Or voici que sort dans la collection de Gollion un livre de poche très séduisant d’Anne Murray-Robertson sur une séductrice, Marguerite Burnat-Provins (1872-1952). Je le feuillète, attiré par les tableaux choisis en illustrations, et tombe sous le charme des autoportraits de cette artiste. En couverture, je suis saisi par ses yeux noirs peints par Ernest Biéler, lui-même foudroyé. En ce format minime, un choix d’œuvres parfois très intrigantes d’une femme d’il y a cent ans nous initie à son univers intérieur, jusqu’aux deux entreprises picturales globales de son âge mûr et encore méconnues, fortes de centaines de dessins surréalistes, qu’elle appela Ma ville et Ma Ville d’oiseaux.

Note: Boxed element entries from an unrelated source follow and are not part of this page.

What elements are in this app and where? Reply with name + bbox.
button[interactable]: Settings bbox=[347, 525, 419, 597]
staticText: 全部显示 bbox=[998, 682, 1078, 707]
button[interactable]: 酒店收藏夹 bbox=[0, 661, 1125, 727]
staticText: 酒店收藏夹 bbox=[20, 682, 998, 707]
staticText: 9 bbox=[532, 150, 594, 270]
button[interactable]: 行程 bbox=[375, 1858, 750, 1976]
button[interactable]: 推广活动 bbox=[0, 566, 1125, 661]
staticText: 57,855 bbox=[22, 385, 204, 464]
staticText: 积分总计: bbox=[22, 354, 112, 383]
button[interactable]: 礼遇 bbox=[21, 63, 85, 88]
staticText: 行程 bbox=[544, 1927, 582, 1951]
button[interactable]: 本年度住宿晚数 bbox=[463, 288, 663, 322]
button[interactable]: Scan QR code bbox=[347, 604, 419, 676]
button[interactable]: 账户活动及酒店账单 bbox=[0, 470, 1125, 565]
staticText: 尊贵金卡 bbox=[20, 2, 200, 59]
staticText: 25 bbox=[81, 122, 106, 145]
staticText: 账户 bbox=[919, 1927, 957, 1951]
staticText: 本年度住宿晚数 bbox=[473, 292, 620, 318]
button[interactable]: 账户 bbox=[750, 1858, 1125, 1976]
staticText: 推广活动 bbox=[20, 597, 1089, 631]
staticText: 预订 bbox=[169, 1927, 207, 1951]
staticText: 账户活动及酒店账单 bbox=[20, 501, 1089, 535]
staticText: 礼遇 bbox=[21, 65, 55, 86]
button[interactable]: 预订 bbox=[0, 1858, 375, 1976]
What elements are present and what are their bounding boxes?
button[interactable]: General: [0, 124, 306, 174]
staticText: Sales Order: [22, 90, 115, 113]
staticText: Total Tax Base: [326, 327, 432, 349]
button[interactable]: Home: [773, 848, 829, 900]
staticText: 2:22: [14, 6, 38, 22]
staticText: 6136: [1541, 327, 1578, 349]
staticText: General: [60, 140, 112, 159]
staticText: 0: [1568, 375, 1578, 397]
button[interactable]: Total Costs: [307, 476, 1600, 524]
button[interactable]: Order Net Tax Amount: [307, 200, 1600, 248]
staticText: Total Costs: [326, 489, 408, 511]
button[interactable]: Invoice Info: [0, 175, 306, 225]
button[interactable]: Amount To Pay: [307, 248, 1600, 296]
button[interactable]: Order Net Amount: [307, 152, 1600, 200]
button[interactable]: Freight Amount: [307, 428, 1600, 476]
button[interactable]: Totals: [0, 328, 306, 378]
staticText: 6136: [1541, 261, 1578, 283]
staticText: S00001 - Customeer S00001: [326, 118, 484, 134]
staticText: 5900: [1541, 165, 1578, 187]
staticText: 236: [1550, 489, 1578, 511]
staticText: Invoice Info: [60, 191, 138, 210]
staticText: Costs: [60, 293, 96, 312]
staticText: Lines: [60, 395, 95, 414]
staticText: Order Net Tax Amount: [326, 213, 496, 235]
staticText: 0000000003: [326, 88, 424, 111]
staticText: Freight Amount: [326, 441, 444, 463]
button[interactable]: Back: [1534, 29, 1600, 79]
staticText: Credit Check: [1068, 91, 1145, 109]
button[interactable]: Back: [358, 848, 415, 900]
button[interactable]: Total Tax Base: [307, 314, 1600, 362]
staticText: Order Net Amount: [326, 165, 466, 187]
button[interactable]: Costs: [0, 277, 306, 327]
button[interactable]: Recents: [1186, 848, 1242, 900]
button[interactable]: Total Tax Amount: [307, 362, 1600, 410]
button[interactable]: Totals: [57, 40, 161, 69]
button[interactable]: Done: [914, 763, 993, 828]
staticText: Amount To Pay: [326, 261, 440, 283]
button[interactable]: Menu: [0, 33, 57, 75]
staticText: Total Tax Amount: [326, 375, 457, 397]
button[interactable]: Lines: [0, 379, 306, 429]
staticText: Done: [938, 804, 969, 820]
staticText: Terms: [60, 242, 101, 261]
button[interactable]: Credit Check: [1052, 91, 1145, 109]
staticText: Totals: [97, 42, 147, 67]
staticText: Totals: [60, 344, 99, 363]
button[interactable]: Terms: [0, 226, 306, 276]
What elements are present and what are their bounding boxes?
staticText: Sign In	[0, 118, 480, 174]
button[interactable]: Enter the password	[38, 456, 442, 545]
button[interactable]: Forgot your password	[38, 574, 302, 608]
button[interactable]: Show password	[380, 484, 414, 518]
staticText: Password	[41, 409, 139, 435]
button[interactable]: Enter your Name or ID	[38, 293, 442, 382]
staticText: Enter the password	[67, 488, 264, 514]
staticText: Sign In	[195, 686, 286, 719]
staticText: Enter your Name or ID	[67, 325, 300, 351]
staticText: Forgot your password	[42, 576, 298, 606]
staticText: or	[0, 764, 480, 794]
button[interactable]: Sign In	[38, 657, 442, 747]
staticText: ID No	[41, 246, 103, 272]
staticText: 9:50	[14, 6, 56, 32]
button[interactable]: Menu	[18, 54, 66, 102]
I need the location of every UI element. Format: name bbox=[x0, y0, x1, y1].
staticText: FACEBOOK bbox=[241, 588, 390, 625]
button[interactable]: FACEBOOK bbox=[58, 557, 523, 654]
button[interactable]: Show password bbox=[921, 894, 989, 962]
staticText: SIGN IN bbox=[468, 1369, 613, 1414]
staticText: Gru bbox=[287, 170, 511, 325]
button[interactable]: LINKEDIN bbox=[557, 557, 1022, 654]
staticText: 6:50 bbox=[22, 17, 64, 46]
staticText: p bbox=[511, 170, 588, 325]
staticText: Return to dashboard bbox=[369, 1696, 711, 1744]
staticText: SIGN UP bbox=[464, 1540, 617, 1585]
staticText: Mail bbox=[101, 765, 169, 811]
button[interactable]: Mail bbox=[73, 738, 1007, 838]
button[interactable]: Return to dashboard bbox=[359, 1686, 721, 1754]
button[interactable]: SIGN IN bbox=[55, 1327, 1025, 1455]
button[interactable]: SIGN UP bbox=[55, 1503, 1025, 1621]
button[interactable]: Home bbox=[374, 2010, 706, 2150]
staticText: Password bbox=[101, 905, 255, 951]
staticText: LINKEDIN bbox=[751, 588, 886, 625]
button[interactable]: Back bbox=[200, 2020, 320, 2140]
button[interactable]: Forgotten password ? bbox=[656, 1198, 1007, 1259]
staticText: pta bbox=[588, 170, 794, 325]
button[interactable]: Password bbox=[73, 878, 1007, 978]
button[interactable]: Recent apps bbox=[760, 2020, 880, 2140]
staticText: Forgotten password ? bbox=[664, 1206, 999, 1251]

Marguerite Provins a été présentée déjà dans ces colonnes, née dans la ville d’Arras en 1872, fille d’un avocat originaire des Flandres. Un groupe de chercheurs l’a ressuscitée en notre actualité et souhaite la ramener, peut-être très haut, dans la conscience publique. Mais on ne retrouvait ses traces qu’en de rares musées et galeries ou chez des particuliers surpris par son retour. Elle revit par l’étude de sa correspondance avec des amis de France ou des Vaudoises appelées Marie Bovet ou Madeleine Gay-Mercanton. Par manuscrits ou dessins parfois à l’abandon dans des couloirs, on est enfin en train de redécouvrir son œuvre, mais pas encore de catalogue raisonné. Le petit livre qui paraît aujourd’hui sur l’artiste fait suite, chez le même éditeur, au gros ouvrage de 2019 que dirigea Anne Murray-Robertson. Ce fut l’acte capital d’une réhabilitation par un groupe de fervents qualifiés qui cibla principalement, pour commencer, l’œuvre picturale connue ou repérée de Marguerite Burnat-Provins.

Car la force créatrice de la fille d’Arras, au bord du Léman, dès 1896 et pendant une dizaine d’années, eut pour caractéristique majeure de relever tout à la fois de la littérature et de la peinture, mais aussi de la protection des paysages. Elle utilisa pour cela une conjonction délibérée des domaines en articles de presse, en petites éditions d’art, en objets, en affiches et graphismes, en portraits, bêtes et plantes par huiles, aquarelles et mines de plomb fortement teintées d’Art nouveau, plus tard par une foule de figures de l’imaginaire.

Cette foison combinatoire fut d’avant-garde et se répercuta à Vevey par un enseignement dispensé au public dans un magnifique atelier que vint admirer André Gide. Cette recherche de la Beauté (le mot choisi par Marguerite pour lancer une ligue de défense des sites) allait se déployer en Europe jusqu’au Bauhaus. Cette artiste fut, en 1905, la mère française oubliée du Heimatschutz suisse. Après la visite de Gide, celui-ci nota: «Une extraordinaire créature…Elle a l’air d’une créole et de vivre sous un cocotier».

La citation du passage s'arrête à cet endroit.